About this WINE
Domaine Georges Vernay
Seeking to secure great wines from leading producers is not always an easy task, simply because the volumes are scarce and they are on everyone’s most wanted list. Domaine Georges Vernay is no exception.
Under Georges Vernay’s management, the domaine has contributed so much to keep Condrieu on the map, especially during the 1960s’ when the appellation covered only 8 hectares, that talking of Condrieu and not mentioning Domaine Georges Vernay could be like going to Jerusalem and not visiting the Church of The Holy Sepulchre, in other words a terrible mistake.
Today managed with brio by George’s daughter Christine and her husband Paul Ansellem, the domaine covers 8 Ha in Condrieu, making them one of the top three owners; 2.5 ha in Côte-Rôtie and 1.5 Ha in the Saint-Joseph appellations.
In Condrieu, three cuvees are made from vineyards situated in Condrieu, the heart of the appellation, on south to southeast facing steep slopes, and all express the purest; most restrained expression of the Viognier grape.

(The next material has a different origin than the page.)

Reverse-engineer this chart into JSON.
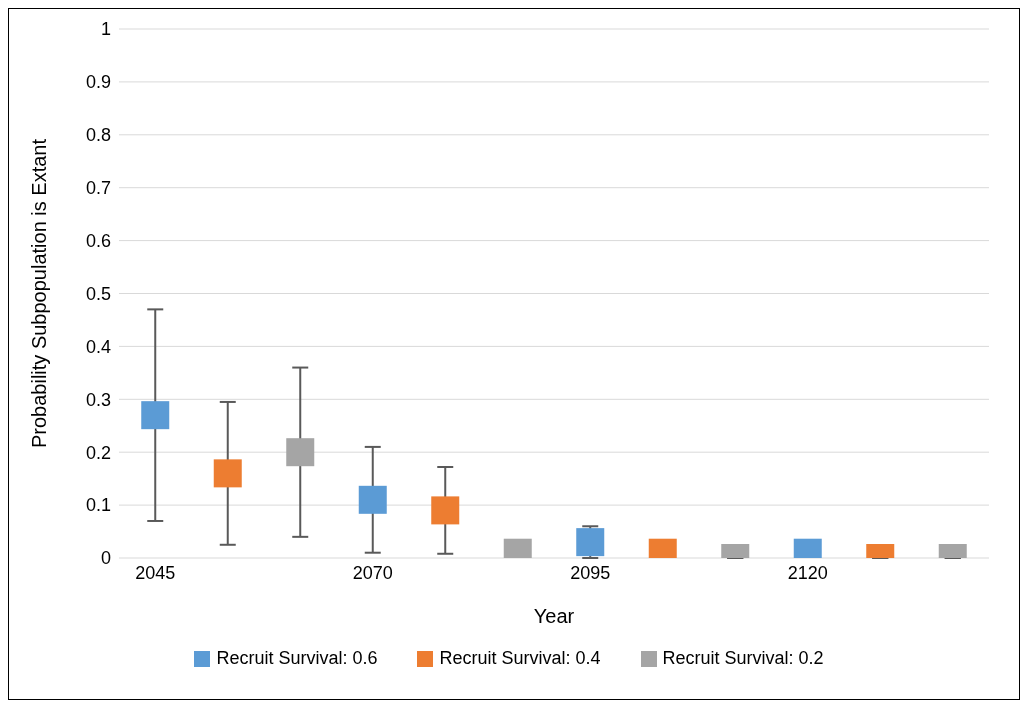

From top to bottom: Côteau de Vernon, created in 1940 by Christine’s grand-father Francis, is the reference amongst all Condrieu: 60 years old vines on decomposed granite locally called “gore”, is a wine of great personality and definition and has on numerous occasion shown a surprising ability to age;
Chaillées de l’Enfer, made from 50 years old vines. Chaillées is the local name for small terraces which are so steep that working here is particularly arduous. This is an early ripening site and yields a wine which has more opulence, richness than the former; Terrasses de l’Empire, made from 40 years old vines is a great introduction to Condrieu, offering early approachability.

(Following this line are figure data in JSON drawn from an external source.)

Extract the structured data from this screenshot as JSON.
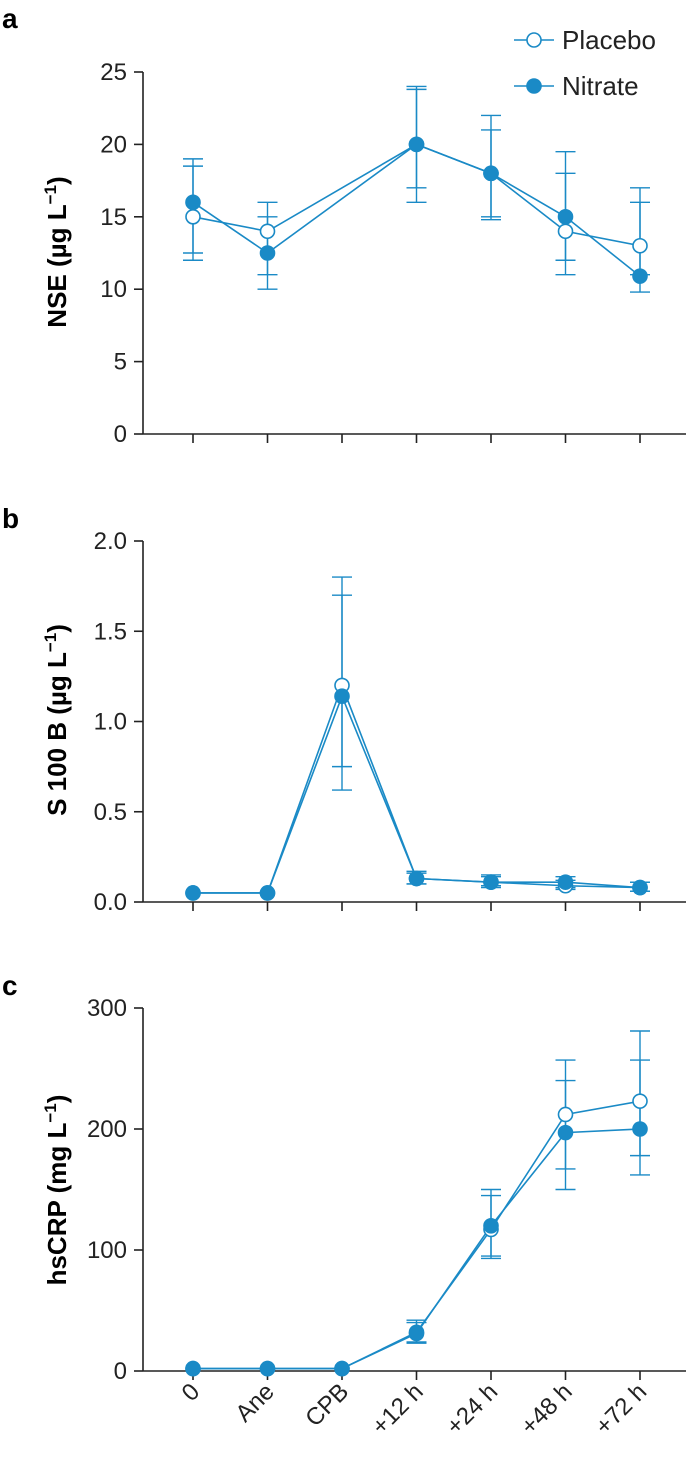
{
  "colors": {
    "series": "#1a8ac6",
    "axis": "#222222"
  },
  "x_categories": [
    "0",
    "Ane",
    "CPB",
    "+12 h",
    "+24 h",
    "+48 h",
    "+72 h"
  ],
  "legend": [
    {
      "name": "Placebo",
      "marker": "open-circle"
    },
    {
      "name": "Nitrate",
      "marker": "filled-circle"
    }
  ],
  "chart_data": [
    {
      "panel": "a",
      "type": "line",
      "ylabel": "NSE (µg L⁻¹)",
      "ylabel_main": "NSE (µg L",
      "ylabel_sup": "−1",
      "ylabel_end": ")",
      "ylim": [
        0,
        25
      ],
      "yticks": [
        0,
        5,
        10,
        15,
        20,
        25
      ],
      "ytick_labels": [
        "0",
        "5",
        "10",
        "15",
        "20",
        "25"
      ],
      "show_x_labels": false,
      "series": [
        {
          "name": "Placebo",
          "points": [
            [
              0,
              15.0
            ],
            [
              1,
              14.0
            ],
            [
              3,
              20.0
            ],
            [
              4,
              18.0
            ],
            [
              5,
              14.0
            ],
            [
              6,
              13.0
            ]
          ],
          "errors": [
            [
              12.0,
              18.5
            ],
            [
              11.0,
              16.0
            ],
            [
              17.0,
              24.0
            ],
            [
              15.0,
              22.0
            ],
            [
              12.0,
              19.5
            ],
            [
              11.0,
              17.0
            ]
          ]
        },
        {
          "name": "Nitrate",
          "points": [
            [
              0,
              16.0
            ],
            [
              1,
              12.5
            ],
            [
              3,
              20.0
            ],
            [
              4,
              18.0
            ],
            [
              5,
              15.0
            ],
            [
              6,
              10.9
            ]
          ],
          "errors": [
            [
              12.5,
              19.0
            ],
            [
              10.0,
              15.0
            ],
            [
              16.0,
              23.8
            ],
            [
              14.8,
              21.0
            ],
            [
              11.0,
              18.0
            ],
            [
              9.8,
              16.0
            ]
          ]
        }
      ]
    },
    {
      "panel": "b",
      "type": "line",
      "ylabel": "S 100 B (µg L⁻¹)",
      "ylabel_main": "S 100 B (µg L",
      "ylabel_sup": "−1",
      "ylabel_end": ")",
      "ylim": [
        0.0,
        2.0
      ],
      "yticks": [
        0.0,
        0.5,
        1.0,
        1.5,
        2.0
      ],
      "ytick_labels": [
        "0.0",
        "0.5",
        "1.0",
        "1.5",
        "2.0"
      ],
      "show_x_labels": false,
      "series": [
        {
          "name": "Placebo",
          "points": [
            [
              0,
              0.05
            ],
            [
              1,
              0.05
            ],
            [
              2,
              1.2
            ],
            [
              3,
              0.13
            ],
            [
              4,
              0.11
            ],
            [
              5,
              0.09
            ],
            [
              6,
              0.08
            ]
          ],
          "errors": [
            [
              0.05,
              0.05
            ],
            [
              0.05,
              0.05
            ],
            [
              0.62,
              1.8
            ],
            [
              0.1,
              0.17
            ],
            [
              0.09,
              0.14
            ],
            [
              0.07,
              0.12
            ],
            [
              0.06,
              0.11
            ]
          ]
        },
        {
          "name": "Nitrate",
          "points": [
            [
              0,
              0.05
            ],
            [
              1,
              0.05
            ],
            [
              2,
              1.14
            ],
            [
              3,
              0.13
            ],
            [
              4,
              0.11
            ],
            [
              5,
              0.11
            ],
            [
              6,
              0.08
            ]
          ],
          "errors": [
            [
              0.05,
              0.05
            ],
            [
              0.05,
              0.05
            ],
            [
              0.75,
              1.7
            ],
            [
              0.1,
              0.16
            ],
            [
              0.08,
              0.15
            ],
            [
              0.08,
              0.14
            ],
            [
              0.06,
              0.11
            ]
          ]
        }
      ]
    },
    {
      "panel": "c",
      "type": "line",
      "ylabel": "hsCRP (mg L⁻¹)",
      "ylabel_main": "hsCRP (mg L",
      "ylabel_sup": "−1",
      "ylabel_end": ")",
      "ylim": [
        0,
        300
      ],
      "yticks": [
        0,
        100,
        200,
        300
      ],
      "ytick_labels": [
        "0",
        "100",
        "200",
        "300"
      ],
      "show_x_labels": true,
      "series": [
        {
          "name": "Placebo",
          "points": [
            [
              0,
              2
            ],
            [
              1,
              2
            ],
            [
              2,
              2
            ],
            [
              3,
              32
            ],
            [
              4,
              117
            ],
            [
              5,
              212
            ],
            [
              6,
              223
            ]
          ],
          "errors": [
            [
              2,
              2
            ],
            [
              2,
              2
            ],
            [
              2,
              2
            ],
            [
              23,
              42
            ],
            [
              93,
              150
            ],
            [
              167,
              257
            ],
            [
              178,
              281
            ]
          ]
        },
        {
          "name": "Nitrate",
          "points": [
            [
              0,
              2
            ],
            [
              1,
              2
            ],
            [
              2,
              2
            ],
            [
              3,
              31
            ],
            [
              4,
              120
            ],
            [
              5,
              197
            ],
            [
              6,
              200
            ]
          ],
          "errors": [
            [
              2,
              2
            ],
            [
              2,
              2
            ],
            [
              2,
              2
            ],
            [
              24,
              40
            ],
            [
              95,
              145
            ],
            [
              150,
              240
            ],
            [
              162,
              257
            ]
          ]
        }
      ]
    }
  ]
}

Côte-Rôtie is represented by two cuvees: Maison Rouge, a pure Syrah whose name refers to the small red house located at the feet of this impressively steep lieu-dit made of granite-rich soil and Blonde du Seigneur, a Syrah-Viognier blend which combines richness of flavours and a floral aspect.
The Vins de Pays des Collines Rhodanienne's range represented by Le Pied de Samson (Viognier); Fleurs de Mai and Mirebaudy (Syrah cuvees) is really worth the discovery and constitute an ideal first step in your approach and exploration of this great domaine.
Côtes du Rhône
Classified in 1937, Côtes du Rhône is an enormous appellation encompassing red, white and rosé wines covering an area of 40,300 ha and producing a crop that is 3 times larger than Beaujolais and almost as much as Bordeaux. Although this wine can come from across the Rhône region, more than 90% comes from the south. With the honourable exception of those produced by famous northern names like Jaboulet and Guigal, the finest examples are made in the south.

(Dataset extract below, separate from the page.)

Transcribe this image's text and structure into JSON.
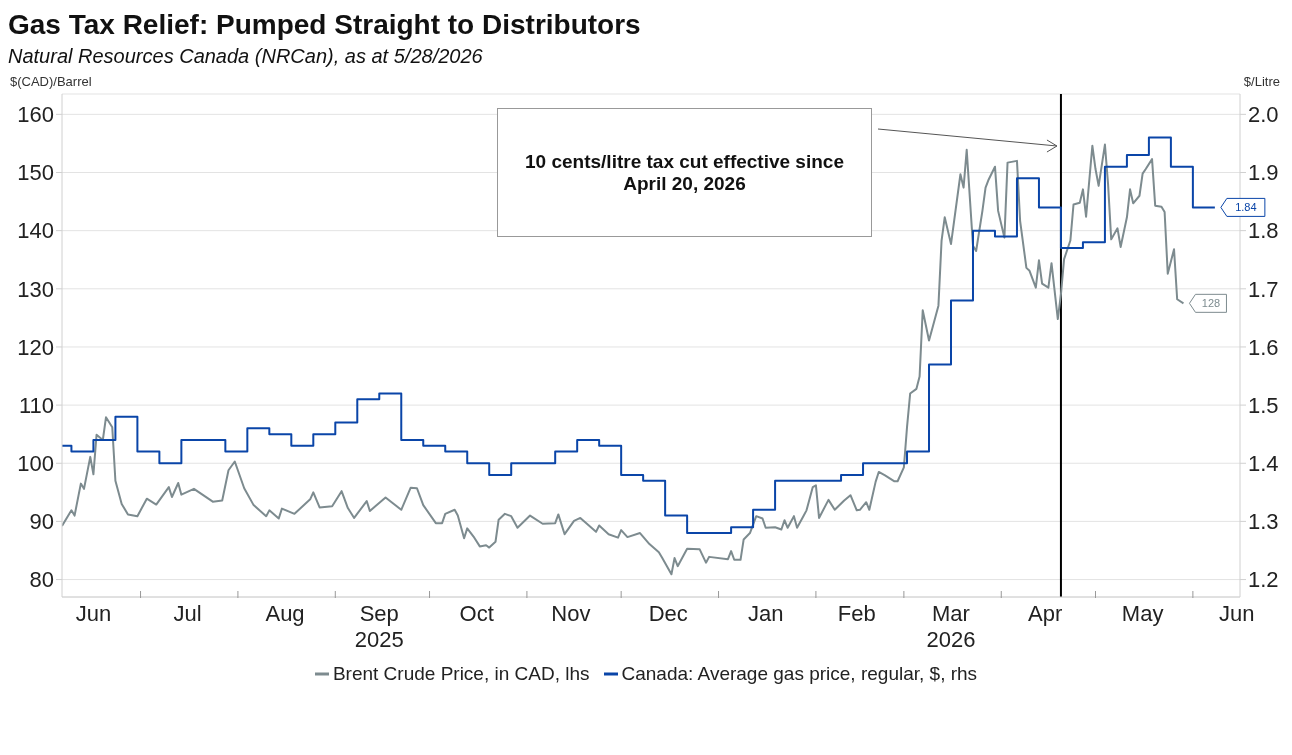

Red wine dominates, made with a minimum of 40% Grenache (except in the north where Syrah is allowed to be top dog) normally partnered by Syrah and/or Mourvèdre; another 18 varieties are also permitted. Typically light and fruity, the best examples can be rich, spicy and full-bodied. Almost all are best drunk young.
Quality varies from the very ordinary to the exceptional. Much is produced by cooperatives but the best come from the increasing number of individual estates and Châteauneuf-du-Pape producers like Beaucastel who produce premium entry wines here. White and rosé Côtes du Rhônes account for only 2% and 4% respectively, although both can be very good.
A noble black grape variety grown particularly in the Northern Rhône where it produces the great red wines of Hermitage, Cote Rôtie and Cornas, and in Australia where it produces wines of startling depth and intensity. Reasonably low yields are a crucial factor for quality as is picking at optimum ripeness. Its heartland, Hermitage and Côte Rôtie, consists of 270 hectares of steeply terraced vineyards producing wines that brim with pepper, spices, tar and black treacle when young. After 5-10 years they become smooth and velvety with pronounced fruit characteristics of damsons, raspberries, blackcurrants and loganberries.
It is now grown extensively in the Southern Rhône where it is blended with Grenache and Mourvèdre to produce the great red wines of Châteauneuf du Pape and Gigondas amongst others. Its spiritual home in Australia is the Barossa Valley, where there are plantings dating as far back as 1860. Australian Shiraz tends to be sweeter than its Northern Rhône counterpart and the best examples are redolent of new leather, dark chocolate, liquorice, and prunes and display a blackcurrant lusciousness.
South African producers such as Eben Sadie are now producing world- class Shiraz wines that represent astonishing value for money.